The motion cites declarations from many of the parties involved in AT&T's original licensing negotiations regarding Unix, all of whom reject the derivative works interpretation. David Rogers, former vice president of Sequent, the server maker IBM later acquired and subject of several of SCO's claims, says such an interpretation contradicts common sense and would have been ruinous for Sequent. "It would have been foolish of me, as an officer of a venture financed start-up company, to give away the rights to the company's core products in perpetuity," the motion quotes him as saying.

The motion also cites analysis performed by computer scientist Randall Davis of the Massachusetts Institute of Technology, who analysed lines of Linux code SCO has identified as infringing its Unix rights. Davis "concluded that such code does not contain any portion of source code from Unix System V and is not substantially similar to any source code in Unix System V," according to the motion.

The motion further charges that SCO has undermined its own claims by continuing to distribute Linux software, including products that contain allegedly infringing code, as recently as two weeks ago. "Given SCO's extensive promotion and sale of Linux, and of the specific code contributed by IBM therein, for years prior to commencing this suit against IBM, SCO has waived any right to claims that IBM breached its contracts by disclosing such code," the motion says.

SCO rattled the technology world last year when it sued IBM, claiming the computing giant illegally incorporated into its Linux software some source code from the Unix operating system, which SCO claims to control. The case has since ballooned into a far-ranging attack on Linux, attracting legal attention from Linux companies Novell and Red Hat and the ire of Linux supporters worldwide.

SCO has since expanded the case to include several prominent corporate Linux users, including automaker DaimlerChrysler and retailer Auto Zone.

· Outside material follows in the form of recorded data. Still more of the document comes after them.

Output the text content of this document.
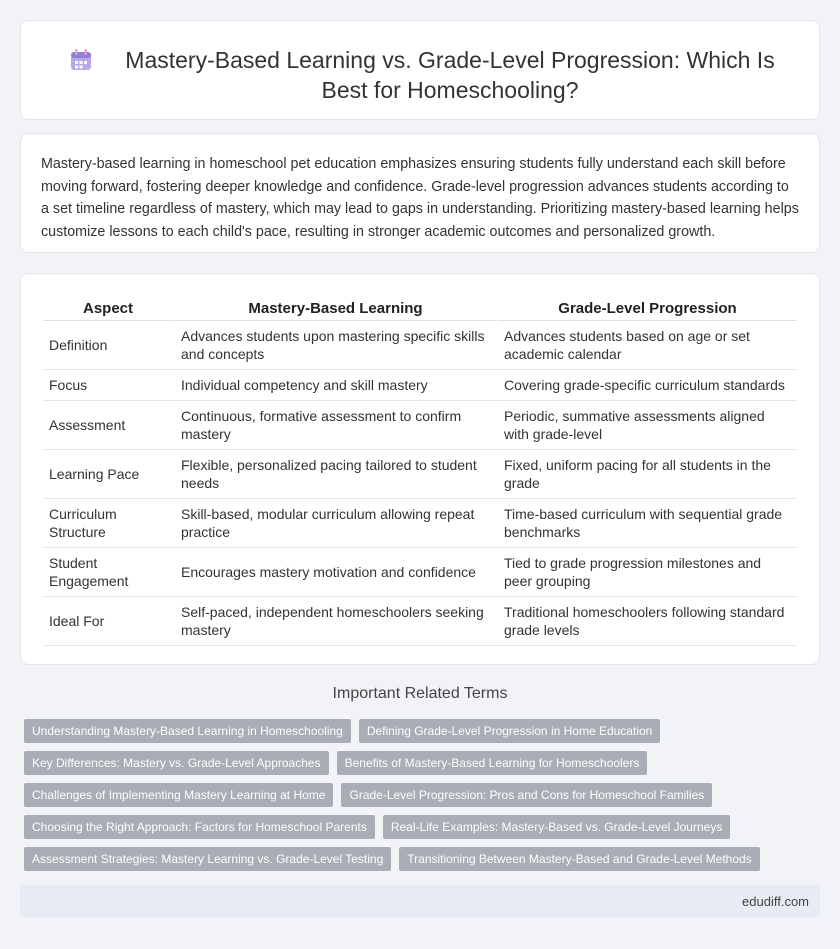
Mastery-Based Learning vs. Grade-Level Progression: Which Is Best for Homeschooling?

Mastery-based learning in homeschool pet education emphasizes ensuring students fully understand each skill before moving forward, fostering deeper knowledge and confidence. Grade-level progression advances students according to a set timeline regardless of mastery, which may lead to gaps in understanding. Prioritizing mastery-based learning helps customize lessons to each child's pace, resulting in stronger academic outcomes and personalized growth.

Aspect	Mastery-Based Learning	Grade-Level Progression
Definition	Advances students upon mastering specific skills and concepts	Advances students based on age or set academic calendar
Focus	Individual competency and skill mastery	Covering grade-specific curriculum standards
Assessment	Continuous, formative assessment to confirm mastery	Periodic, summative assessments aligned with grade-level
Learning Pace	Flexible, personalized pacing tailored to student needs	Fixed, uniform pacing for all students in the grade
Curriculum Structure	Skill-based, modular curriculum allowing repeat practice	Time-based curriculum with sequential grade benchmarks
Student Engagement	Encourages mastery motivation and confidence	Tied to grade progression milestones and peer grouping
Ideal For	Self-paced, independent homeschoolers seeking mastery	Traditional homeschoolers following standard grade levels
Important Related Terms
Understanding Mastery-Based Learning in Homeschooling	Defining Grade-Level Progression in Home Education
Key Differences: Mastery vs. Grade-Level Approaches	Benefits of Mastery-Based Learning for Homeschoolers
Challenges of Implementing Mastery Learning at Home	Grade-Level Progression: Pros and Cons for Homeschool Families
Choosing the Right Approach: Factors for Homeschool Parents	Real-Life Examples: Mastery-Based vs. Grade-Level Journeys
Assessment Strategies: Mastery Learning vs. Grade-Level Testing	Transitioning Between Mastery-Based and Grade-Level Methods
edudiff.com
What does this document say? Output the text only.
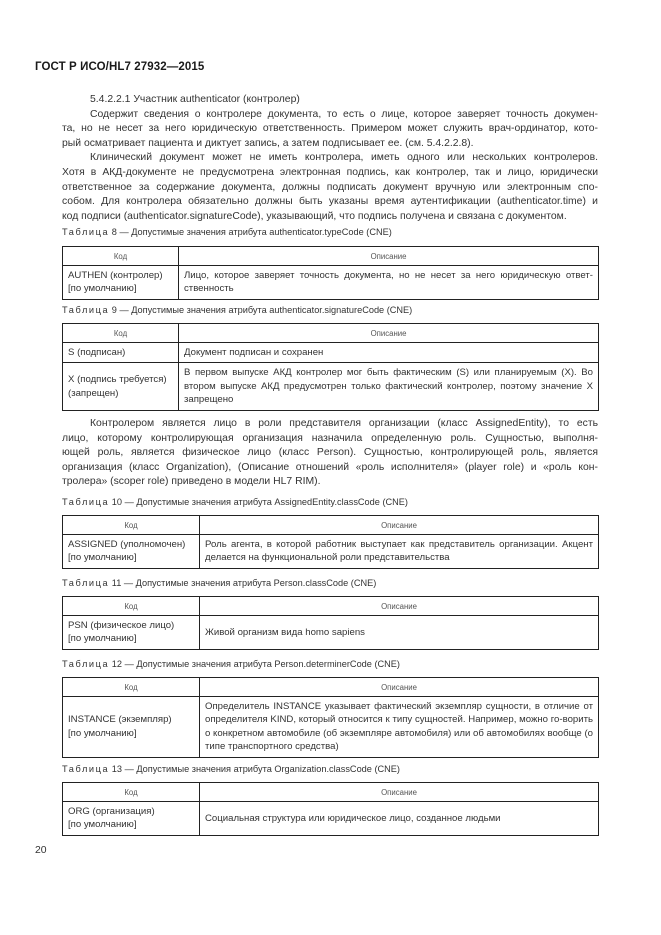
ГОСТ Р ИСО/HL7 27932—2015
5.4.2.2.1 Участник authenticator (контролер)
Содержит сведения о контролере документа, то есть о лице, которое заверяет точность докумен-
та, но не несет за него юридическую ответственность. Примером может служить врач-ординатор, кото-
рый осматривает пациента и диктует запись, а затем подписывает ее. (см. 5.4.2.2.8).
Клинический документ может не иметь контролера, иметь одного или нескольких контролеров.
Хотя в АКД-документе не предусмотрена электронная подпись, как контролер, так и лицо, юридически
ответственное за содержание документа, должны подписать документ вручную или электронным спо-
собом. Для контролера обязательно должны быть указаны время аутентификации (authenticator.time) и
код подписи (authenticator.signatureCode), указывающий, что подпись получена и связана с документом.
Таблица 8 — Допустимые значения атрибута authenticator.typeCode (CNE)
Код	Описание
AUTHEN (контролер)
[по умолчанию]	Лицо, которое заверяет точность документа, но не несет за него юридическую ответ-ственность
Таблица 9 — Допустимые значения атрибута authenticator.signatureCode (CNE)
Код	Описание
S (подписан)	Документ подписан и сохранен
X (подпись требуется)
(запрещен)	В первом выпуске АКД контролер мог быть фактическим (S) или планируемым (X). Во втором выпуске АКД предусмотрен только фактический контролер, поэтому значение X запрещено
Контролером является лицо в роли представителя организации (класс AssignedEntity), то есть
лицо, которому контролирующая организация назначила определенную роль. Сущностью, выполня-
ющей роль, является физическое лицо (класс Person). Сущностью, контролирующей роль, является
организация (класс Organization), (Описание отношений «роль исполнителя» (player role) и «роль кон-
тролера» (scoper role) приведено в модели HL7 RIM).
Таблица 10 — Допустимые значения атрибута AssignedEntity.classCode (CNE)
Код	Описание
ASSIGNED (уполномочен)
[по умолчанию]	Роль агента, в которой работник выступает как представитель организации. Акцент делается на функциональной роли представительства
Таблица 11 — Допустимые значения атрибута Person.classCode (CNE)
Код	Описание
PSN (физическое лицо)
[по умолчанию]	Живой организм вида homo sapiens
Таблица 12 — Допустимые значения атрибута Person.determinerCode (CNE)
Код	Описание
INSTANCE (экземпляр)
[по умолчанию]	Определитель INSTANCE указывает фактический экземпляр сущности, в отличие от определителя KIND, который относится к типу сущностей. Например, можно го-ворить о конкретном автомобиле (об экземпляре автомобиля) или об автомобилях вообще (о типе транспортного средства)
Таблица 13 — Допустимые значения атрибута Organization.classCode (CNE)
Код	Описание
ORG (организация)
[по умолчанию]	Социальная структура или юридическое лицо, созданное людьми
20
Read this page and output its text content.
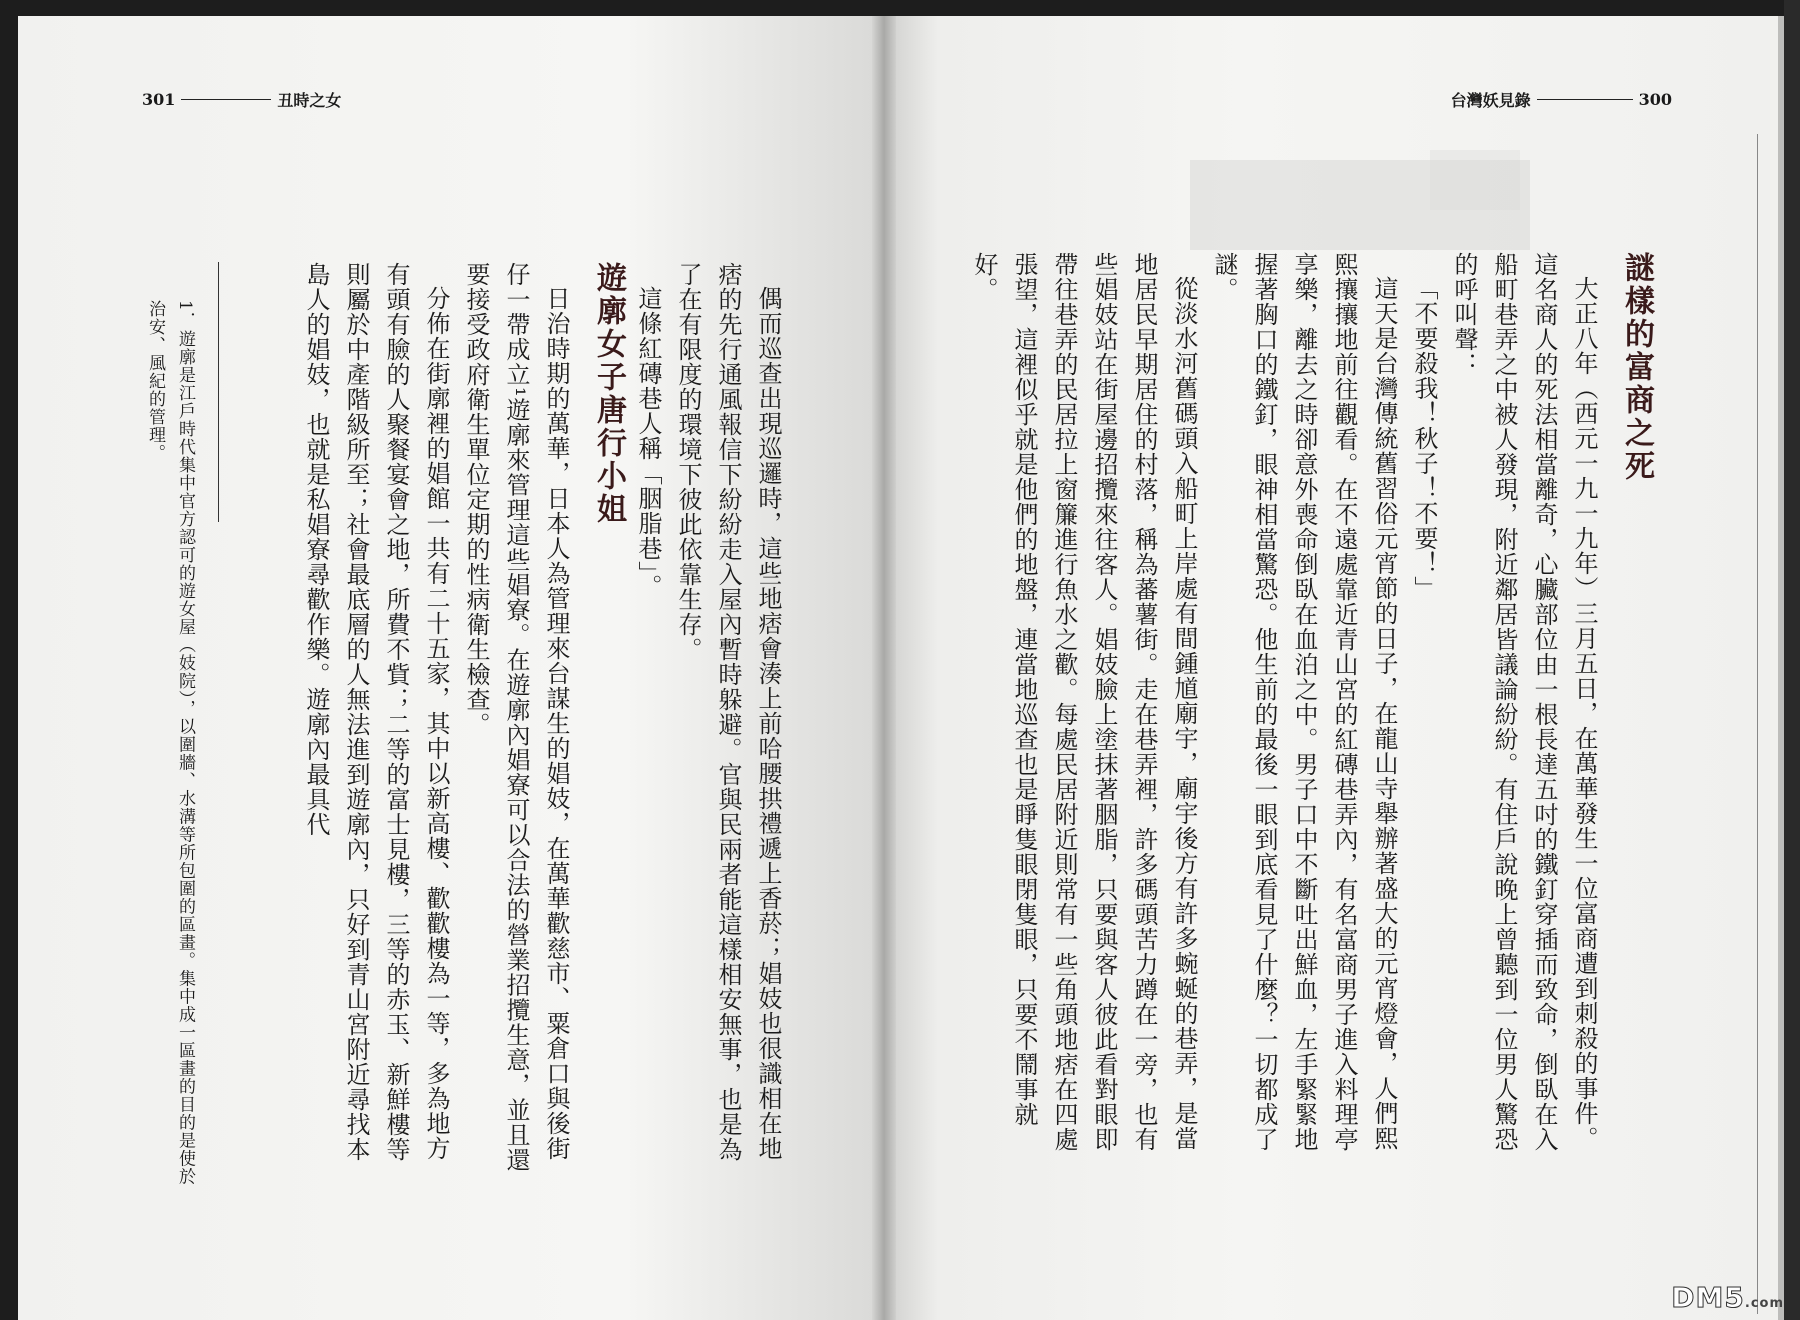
301	丑時之女	台灣妖見錄	300

偶而巡查出現巡邏時，這些地痞會湊上前哈腰拱禮遞上香菸；娼妓也很識相在地痞的先行通風報信下紛紛走入屋內暫時躲避。官與民兩者能這樣相安無事，也是為了在有限度的環境下彼此依靠生存。

這條紅磚巷人稱「胭脂巷」。

遊廓女子唐行小姐

日治時期的萬華，日本人為管理來台謀生的娼妓，在萬華歡慈市、粟倉口與後街仔一帶成立¹遊廓來管理這些娼寮。在遊廓內娼寮可以合法的營業招攬生意，並且還要接受政府衛生單位定期的性病衛生檢查。

分佈在街廓裡的娼館一共有二十五家，其中以新高樓、歡歡樓為一等，多為地方有頭有臉的人聚餐宴會之地，所費不貲；二等的富士見樓，三等的赤玉、新鮮樓等則屬於中產階級所至；社會最底層的人無法進到遊廓內，只好到青山宮附近尋找本島人的娼妓，也就是私娼寮尋歡作樂。遊廓內最具代

1．遊廓是江戶時代集中官方認可的遊女屋（妓院），以圍牆、水溝等所包圍的區畫。集中成一區畫的目的是使於治安、風紀的管理。	謎樣的富商之死

大正八年（西元一九一九年）三月五日，在萬華發生一位富商遭到刺殺的事件。這名商人的死法相當離奇，心臟部位由一根長達五吋的鐵釘穿插而致命，倒臥在入船町巷弄之中被人發現，附近鄰居皆議論紛紛。有住戶說晚上曾聽到一位男人驚恐的呼叫聲：

「不要殺我！秋子！不要！」

這天是台灣傳統舊習俗元宵節的日子，在龍山寺舉辦著盛大的元宵燈會，人們熙熙攘攘地前往觀看。在不遠處靠近青山宮的紅磚巷弄內，有名富商男子進入料理亭享樂，離去之時卻意外喪命倒臥在血泊之中。男子口中不斷吐出鮮血，左手緊緊地握著胸口的鐵釘，眼神相當驚恐。他生前的最後一眼到底看見了什麼？一切都成了謎。

從淡水河舊碼頭入船町上岸處有間鍾馗廟宇，廟宇後方有許多蜿蜒的巷弄，是當地居民早期居住的村落，稱為蕃薯街。走在巷弄裡，許多碼頭苦力蹲在一旁，也有些娼妓站在街屋邊招攬來往客人。娼妓臉上塗抹著胭脂，只要與客人彼此看對眼即帶往巷弄的民居拉上窗簾進行魚水之歡。每處民居附近則常有一些角頭地痞在四處張望，這裡似乎就是他們的地盤，連當地巡查也是睜隻眼閉隻眼，只要不鬧事就好。

DM5.com
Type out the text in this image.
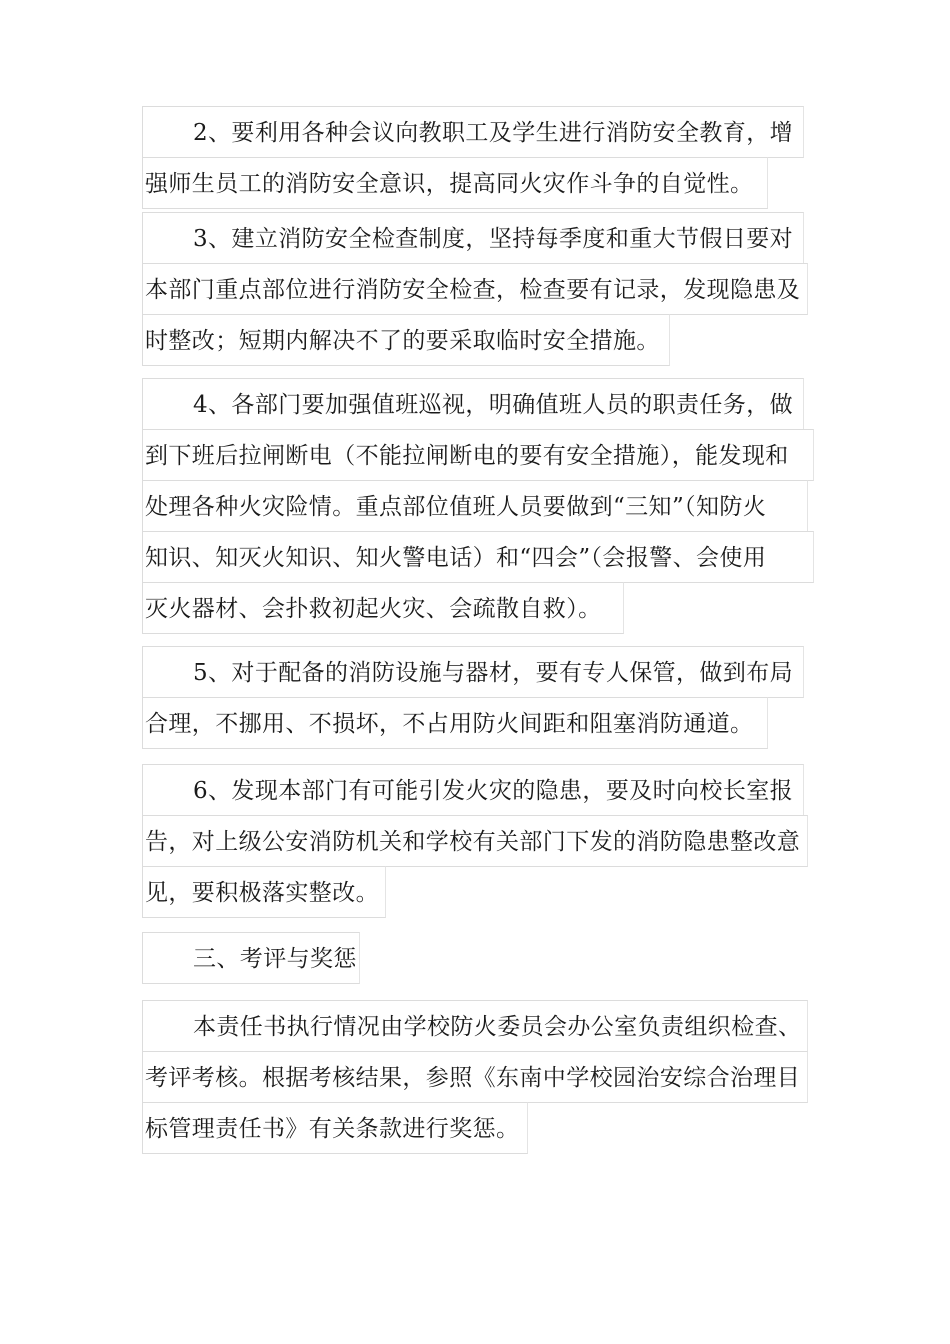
2、要利用各种会议向教职工及学生进行消防安全教育，增
强师生员工的消防安全意识，提高同火灾作斗争的自觉性。
3、建立消防安全检查制度，坚持每季度和重大节假日要对
本部门重点部位进行消防安全检查，检查要有记录，发现隐患及
时整改；短期内解决不了的要采取临时安全措施。
4、各部门要加强值班巡视，明确值班人员的职责任务，做
到下班后拉闸断电（不能拉闸断电的要有安全措施），能发现和
处理各种火灾险情。重点部位值班人员要做到“三知”（知防火
知识、知灭火知识、知火警电话）和“四会”（会报警、会使用
灭火器材、会扑救初起火灾、会疏散自救）。
5、对于配备的消防设施与器材，要有专人保管，做到布局
合理，不挪用、不损坏，不占用防火间距和阻塞消防通道。
6、发现本部门有可能引发火灾的隐患，要及时向校长室报
告，对上级公安消防机关和学校有关部门下发的消防隐患整改意
见，要积极落实整改。
三、考评与奖惩
本责任书执行情况由学校防火委员会办公室负责组织检查、
考评考核。根据考核结果，参照《东南中学校园治安综合治理目
标管理责任书》有关条款进行奖惩。
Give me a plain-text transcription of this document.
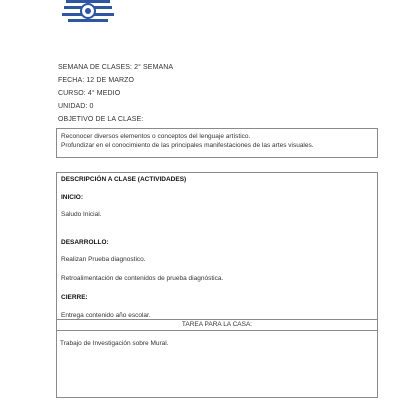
SEMANA DE CLASES: 2° SEMANA
FECHA: 12 DE MARZO
CURSO: 4° MEDIO
UNIDAD: 0
OBJETIVO DE LA CLASE:
Reconocer diversos elementos o conceptos del lenguaje artístico.
Profundizar en el conocimiento de las principales manifestaciones de las artes visuales.
DESCRIPCIÓN A CLASE (ACTIVIDADES)
INICIO:
Saludo Inicial.
DESARROLLO:
Realizan Prueba diagnostico.
Retroalimentación de contenidos de prueba diagnóstica.
CIERRE:
Entrega contenido año escolar.
TAREA PARA LA CASA:
Trabajo de Investigación sobre Mural.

SCO has suffered several setbacks lately in its multipronged legal attacks, with a judge discarding most of the DaimlerChrysler case and legal expenses cutting into the company's profits.

Talkback

Its disgusting how lawyers can keep a case going despite there being no evidence.

SCO has failed to produce any evidence, the claims of hundreds of thousands of literally copied code that it proported originally to be the reason for its case have not materialised and it is obvious now that they never existed.

The entire case seems to be quite obviously something organised by 1) SCO (obviously), a fledgling dot-com company which should be out of business by now like all its no-business-plan (apart from endless suing) adversaries and 2) Microsoft, who have chucked a lot of money at this case and have an obvious ulterior motive (keeping uncertanty of Linux high) in keeping the case open whether or not it can be won.

I think its disgusting how chucking enough money at a case can keep it open no matter how obvious it is it should be straight away thrown out of court. The only people benefiting from this entire debacle are 1) Microsoft (keeping businesses scared of litigation through using Linux obviously makes a lot of them use Windows instead) and 2) some lawyers who must be making a lot of money out of such a high profile case lasting so long.

I guess the problem stems from the fact that so many politicians are old lawyers of some kind and therefore are quite happy to design laws which allow the almost indefinite prolonging of court cases and hence lawyers fees.

via Facebook 17 August, 2004 11:40
Reply

With such a legal system, you can understand why most americans want to keep the right to own guns.